The city seeks bids that use anaerobic digestion, gasification, hydrolysis or similar technologies to "cleanly convert" waste into energy. Conventional "mass burn" waste -to-energy or conventional refuse-derived fuel technologies won't be considered.

The facility must be in New York City or within 80 miles of the city, Bloomberg said.

"New Yorkers generate more than 10,000 tons of solid waste every day and too much of it ends up in landfills," Bloomberg said in a statement. "Using less and recycling more are the most effective ways to address the problem but this project will help us determine if some of that waste can be converted to safe, clean energy to meet the city's growing power needs."

New York City's Department of Sanitation collects more than 3 million tons of waste annually, spending more than $300 million to transport it to landfills and other facilities outside of Manhattan.

The waste creates 728,000 metric tons of greenhouse gas emissions each year, the department says, most of it as methane emitting from the landfills.

Sanitation Commissioner John J. Doherty said that such a facility would reduce the amount of waste that ends up in landfills and also shorten the distances garbage trucks need to travel to disposal sites, thus lowering total emissions.

Under the new waste reduction plan announced in January, New York aims to double the amount of waste diverted from landfills, from 15 percent to 30 percent, by 2017.

Deputy Mayor for Operations Cas Holloway said proposals will have to pass "rigorous environmental and community scrutiny" to move forward.

But some environmental groups criticized the city's waste-to-energy plan.

"These aren't new technologies.
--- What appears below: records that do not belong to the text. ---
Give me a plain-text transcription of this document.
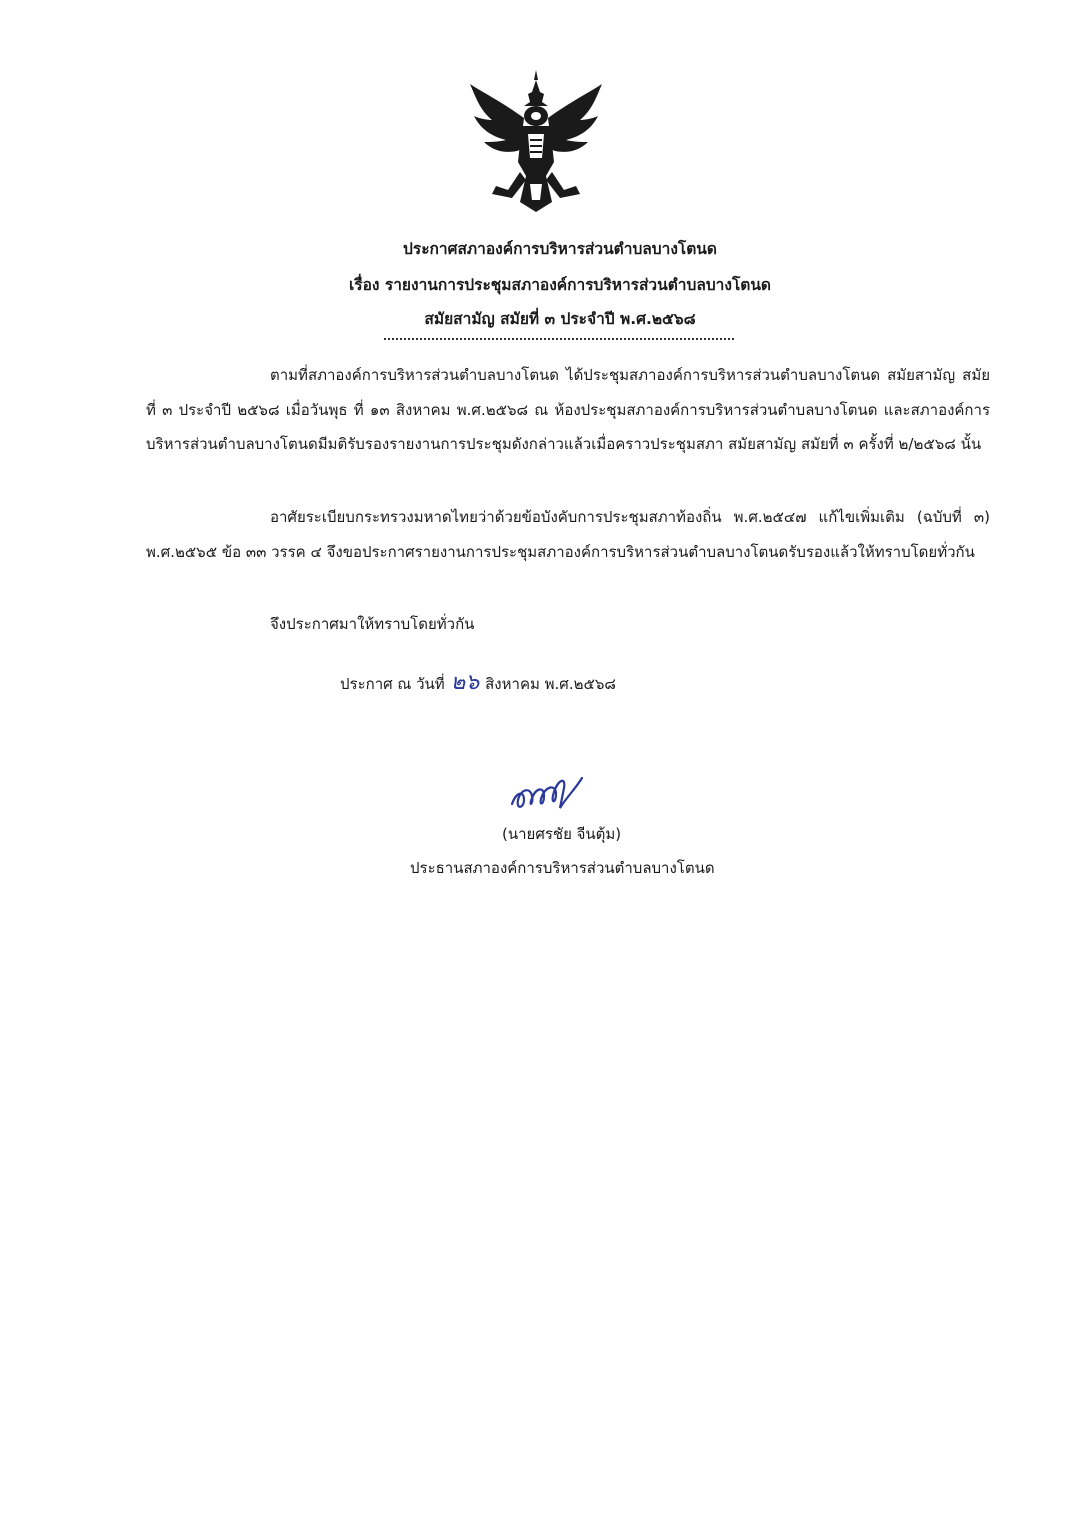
ประกาศสภาองค์การบริหารส่วนตำบลบางโตนด
เรื่อง รายงานการประชุมสภาองค์การบริหารส่วนตำบลบางโตนด
สมัยสามัญ สมัยที่ ๓ ประจำปี พ.ศ.๒๕๖๘
ตามที่สภาองค์การบริหารส่วนตำบลบางโตนด ได้ประชุมสภาองค์การบริหารส่วนตำบลบางโตนด สมัยสามัญ สมัยที่ ๓ ประจำปี ๒๕๖๘ เมื่อวันพุธ ที่ ๑๓ สิงหาคม พ.ศ.๒๕๖๘ ณ ห้องประชุมสภาองค์การบริหารส่วนตำบลบางโตนด และสภาองค์การบริหารส่วนตำบลบางโตนดมีมติรับรองรายงานการประชุมดังกล่าวแล้วเมื่อคราวประชุมสภา สมัยสามัญ สมัยที่ ๓ ครั้งที่ ๒/๒๕๖๘ นั้น
อาศัยระเบียบกระทรวงมหาดไทยว่าด้วยข้อบังคับการประชุมสภาท้องถิ่น พ.ศ.๒๕๔๗ แก้ไขเพิ่มเติม (ฉบับที่ ๓) พ.ศ.๒๕๖๕ ข้อ ๓๓ วรรค ๔ จึงขอประกาศรายงานการประชุมสภาองค์การบริหารส่วนตำบลบางโตนดรับรองแล้วให้ทราบโดยทั่วกัน
จึงประกาศมาให้ทราบโดยทั่วกัน
ประกาศ ณ วันที่ ๒๖ สิงหาคม พ.ศ.๒๕๖๘
(นายศรชัย จีนตุ้ม)
ประธานสภาองค์การบริหารส่วนตำบลบางโตนด
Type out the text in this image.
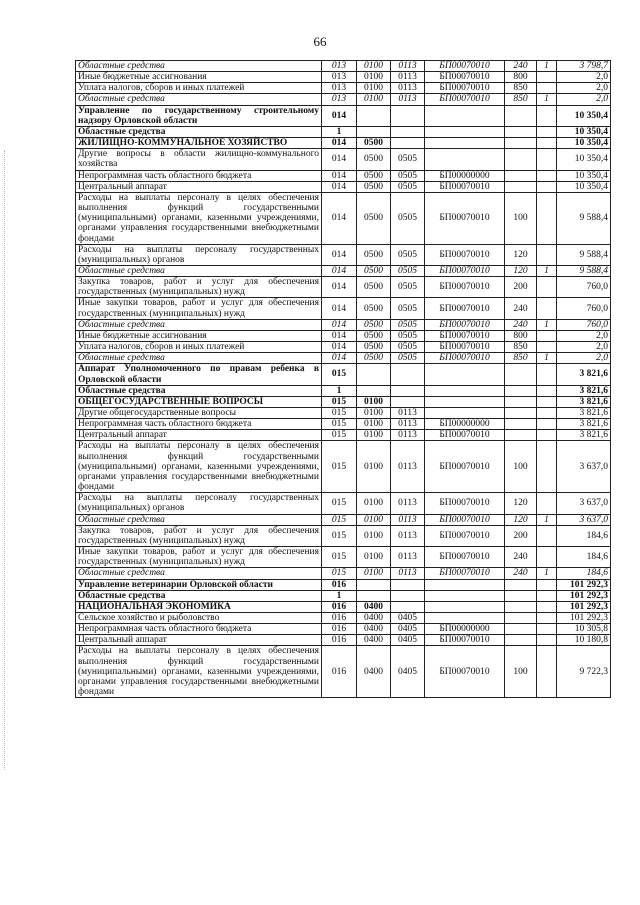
66
Областные средства	013	0100	0113	БП00070010	240	1	3 798,7
Иные бюджетные ассигнования	013	0100	0113	БП00070010	800		2,0
Уплата налогов, сборов и иных платежей	013	0100	0113	БП00070010	850		2,0
Областные средства	013	0100	0113	БП00070010	850	1	2,0
Управление по государственному строительному надзору Орловской области	014						10 350,4
Областные средства	1						10 350,4
ЖИЛИЩНО-КОММУНАЛЬНОЕ ХОЗЯЙСТВО	014	0500					10 350,4
Другие вопросы в области жилищно-коммунального хозяйства	014	0500	0505				10 350,4
Непрограммная часть областного бюджета	014	0500	0505	БП00000000			10 350,4
Центральный аппарат	014	0500	0505	БП00070010			10 350,4
Расходы на выплаты персоналу в целях обеспечения выполнения функций государственными (муниципальными) органами, казенными учреждениями, органами управления государственными внебюджетными фондами	014	0500	0505	БП00070010	100		9 588,4
Расходы на выплаты персоналу государственных (муниципальных) органов	014	0500	0505	БП00070010	120		9 588,4
Областные средства	014	0500	0505	БП00070010	120	1	9 588,4
Закупка товаров, работ и услуг для обеспечения государственных (муниципальных) нужд	014	0500	0505	БП00070010	200		760,0
Иные закупки товаров, работ и услуг для обеспечения государственных (муниципальных) нужд	014	0500	0505	БП00070010	240		760,0
Областные средства	014	0500	0505	БП00070010	240	1	760,0
Иные бюджетные ассигнования	014	0500	0505	БП00070010	800		2,0
Уплата налогов, сборов и иных платежей	014	0500	0505	БП00070010	850		2,0
Областные средства	014	0500	0505	БП00070010	850	1	2,0
Аппарат Уполномоченного по правам ребенка в Орловской области	015						3 821,6
Областные средства	1						3 821,6
ОБЩЕГОСУДАРСТВЕННЫЕ ВОПРОСЫ	015	0100					3 821,6
Другие общегосударственные вопросы	015	0100	0113				3 821,6
Непрограммная часть областного бюджета	015	0100	0113	БП00000000			3 821,6
Центральный аппарат	015	0100	0113	БП00070010			3 821,6
Расходы на выплаты персоналу в целях обеспечения выполнения функций государственными (муниципальными) органами, казенными учреждениями, органами управления государственными внебюджетными фондами	015	0100	0113	БП00070010	100		3 637,0
Расходы на выплаты персоналу государственных (муниципальных) органов	015	0100	0113	БП00070010	120		3 637,0
Областные средства	015	0100	0113	БП00070010	120	1	3 637,0
Закупка товаров, работ и услуг для обеспечения государственных (муниципальных) нужд	015	0100	0113	БП00070010	200		184,6
Иные закупки товаров, работ и услуг для обеспечения государственных (муниципальных) нужд	015	0100	0113	БП00070010	240		184,6
Областные средства	015	0100	0113	БП00070010	240	1	184,6
Управление ветеринарии Орловской области	016						101 292,3
Областные средства	1						101 292,3
НАЦИОНАЛЬНАЯ ЭКОНОМИКА	016	0400					101 292,3
Сельское хозяйство и рыболовство	016	0400	0405				101 292,3
Непрограммная часть областного бюджета	016	0400	0405	БП00000000			10 305,8
Центральный аппарат	016	0400	0405	БП00070010			10 180,8
Расходы на выплаты персоналу в целях обеспечения выполнения функций государственными (муниципальными) органами, казенными учреждениями, органами управления государственными внебюджетными фондами	016	0400	0405	БП00070010	100		9 722,3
They're (a) newer version of incineration," Laura Haight, senior environmental associate at the New York Public Interest Research Group was quoted as saying by Manhattan's online newspaper, DNAinfo.com.

She cited leaks and explosions as possible dangers.

Noting that facilities operating in Europe and elsewhere are in areas with recycling rates of 40 percent or more, Eddie Bautista, executive director of the New York City Environmental Justice Alliance, said "New York City's anemic 15 percent recycling rate means our municipal waste stream is dirtier, which means higher pollution emission levels," for a waste conversion facility, The New York Times reports.